For the above example, the following template is built:
| Event: | ``purchase'' | ||
| Agent: | ``Presidio Oil Co.'' | ||
| Object: | ``Kaiser Energy Inc.'' | ||
| For: | ``$210 million'' | ||
| Location: | -- | ||
| Time: | -- | ||
| Info-Source: | ``Presidio Oil Co.'' | ||
| Modality: | FACTUAL |
For some verbs, the slot will be filled by a pointer to another event. For example, for ``agree(ment)'', in addition to the two parties involved, there is the activity they agree to do.
From our previous work in information extraction, we have developed a basic ontology of business news, with the capability of recognizing and constructing objects to encode information about such entities as people, organizations, and locations. In developing the open-domain system, we have expanded this ontology to include quite a number of other kinds of entities.
The utility of an open-domain system for developing special-purpose information extraction systems can be illustrated by our efforts in preparing for the MUC-6 evaluation in September 1995. When we learned what the event of interest in the new domain was, we scanned the training texts to determine the verbs and nominalizations that encoded those events. We then categorized them into classes of verbs with the same case frames. We then wrote subject-verb-object patterns for each of the classes. This was a sequential process, rather than an interleaved one.

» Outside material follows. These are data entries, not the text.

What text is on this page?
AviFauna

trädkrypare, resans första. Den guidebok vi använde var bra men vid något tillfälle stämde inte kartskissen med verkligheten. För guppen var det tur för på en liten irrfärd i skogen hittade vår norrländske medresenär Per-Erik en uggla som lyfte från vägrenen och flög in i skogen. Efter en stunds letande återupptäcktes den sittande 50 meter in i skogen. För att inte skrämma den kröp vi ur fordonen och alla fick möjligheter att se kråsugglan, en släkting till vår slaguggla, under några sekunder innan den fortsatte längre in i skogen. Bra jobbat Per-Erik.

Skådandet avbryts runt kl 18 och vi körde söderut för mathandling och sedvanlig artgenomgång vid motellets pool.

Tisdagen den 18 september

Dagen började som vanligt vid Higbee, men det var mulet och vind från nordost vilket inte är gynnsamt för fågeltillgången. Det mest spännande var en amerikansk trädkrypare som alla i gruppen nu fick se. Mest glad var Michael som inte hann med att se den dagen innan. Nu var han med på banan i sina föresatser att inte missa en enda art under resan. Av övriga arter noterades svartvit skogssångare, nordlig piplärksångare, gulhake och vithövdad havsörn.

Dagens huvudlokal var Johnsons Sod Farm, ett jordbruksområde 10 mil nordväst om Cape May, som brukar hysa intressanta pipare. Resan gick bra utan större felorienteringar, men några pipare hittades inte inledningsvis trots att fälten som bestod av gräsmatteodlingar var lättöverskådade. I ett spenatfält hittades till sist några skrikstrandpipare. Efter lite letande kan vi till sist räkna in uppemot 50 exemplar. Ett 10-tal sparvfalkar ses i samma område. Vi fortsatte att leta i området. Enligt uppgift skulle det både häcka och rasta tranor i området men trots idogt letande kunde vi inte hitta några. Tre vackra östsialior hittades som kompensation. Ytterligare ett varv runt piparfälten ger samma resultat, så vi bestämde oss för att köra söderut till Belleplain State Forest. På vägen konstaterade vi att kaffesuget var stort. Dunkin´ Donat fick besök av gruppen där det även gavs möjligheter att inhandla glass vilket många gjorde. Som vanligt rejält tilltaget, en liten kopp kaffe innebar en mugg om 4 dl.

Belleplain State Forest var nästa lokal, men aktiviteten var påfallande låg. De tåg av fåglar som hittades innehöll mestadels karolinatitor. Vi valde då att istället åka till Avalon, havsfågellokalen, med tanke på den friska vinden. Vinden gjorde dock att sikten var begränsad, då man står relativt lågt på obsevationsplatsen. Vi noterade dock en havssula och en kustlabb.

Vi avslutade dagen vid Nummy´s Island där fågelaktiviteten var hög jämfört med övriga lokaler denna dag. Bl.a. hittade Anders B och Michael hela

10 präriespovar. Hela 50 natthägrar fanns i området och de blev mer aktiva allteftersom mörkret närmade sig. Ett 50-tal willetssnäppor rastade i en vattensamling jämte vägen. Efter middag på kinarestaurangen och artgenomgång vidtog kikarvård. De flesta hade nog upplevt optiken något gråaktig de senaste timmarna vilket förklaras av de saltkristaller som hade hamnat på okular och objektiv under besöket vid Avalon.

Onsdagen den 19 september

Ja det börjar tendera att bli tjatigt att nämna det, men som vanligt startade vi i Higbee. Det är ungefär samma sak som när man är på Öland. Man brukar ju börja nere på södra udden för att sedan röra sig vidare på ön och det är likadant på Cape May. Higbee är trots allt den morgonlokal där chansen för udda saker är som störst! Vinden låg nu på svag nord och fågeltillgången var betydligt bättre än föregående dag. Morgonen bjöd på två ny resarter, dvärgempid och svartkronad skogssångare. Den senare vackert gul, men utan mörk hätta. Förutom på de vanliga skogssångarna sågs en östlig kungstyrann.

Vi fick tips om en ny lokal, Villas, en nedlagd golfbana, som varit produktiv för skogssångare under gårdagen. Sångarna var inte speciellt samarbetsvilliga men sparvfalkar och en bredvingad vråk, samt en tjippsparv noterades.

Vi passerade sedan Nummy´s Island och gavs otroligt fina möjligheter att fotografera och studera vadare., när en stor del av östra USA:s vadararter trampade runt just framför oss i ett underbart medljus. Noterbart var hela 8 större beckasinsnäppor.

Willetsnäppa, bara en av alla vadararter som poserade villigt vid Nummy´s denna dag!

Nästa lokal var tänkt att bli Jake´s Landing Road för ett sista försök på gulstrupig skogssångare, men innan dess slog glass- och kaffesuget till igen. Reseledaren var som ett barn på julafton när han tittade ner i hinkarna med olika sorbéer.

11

With the open-domain system augmented by a module for learning patterns that we are developing, users will be able to scan a text, tag the events of interest, move strings of text into a template, and have the system hypothesize the pattern that that action instantiates. But the system, in analyzing the tagged portion of the text, will be able to do much more than a crude analysis into verb groups and noun groups. It will in many cases know the verb and its case frame and thus the role the noun groups play. In a way, users, without realizing it, will be constructing a mapping not so much directly from the text to their templates, but from the system's case frames to the templates, and that is a much more reliable process.
In addition, users will have direct access to the case frames. If they are interested, for example, in promotions, they can call up the case frame for ``promote'', restrict the arguments as they please (e.g., the position of CEO only, or Japanese companies only), and thereby have a pattern.
Moreover, the system will automatically make use of whatever inferential relations have been encoded. If users specify an interest in successions, not only would the subject-verb-object pattern for ``succeed'' be built, so would patterns for verbs such as ``promote'' and ``resign''. Of course, not all ways of encoding a concept will be captured like this, but the most common ones will, and the users' tasks will be made immensely easier.
The current technology has hit a ceiling at around 60% recall and precision, and we believe that the reason for this is that this is how much information a typical text ``wears on its sleeve''. To get the rest of the information requires inference. In the past, however, inferencing has been a very inefficient operation and has been knowledge-intensive, requiring a huge investment of labor in building knowledge bases. The approach described here is a step along the way toward getting much of the benefit of inferential relations among concepts, without losing the advantages of the cascaded finite-state technology. In a way, it is to inferencing what FASTUS has been to traditional parsing.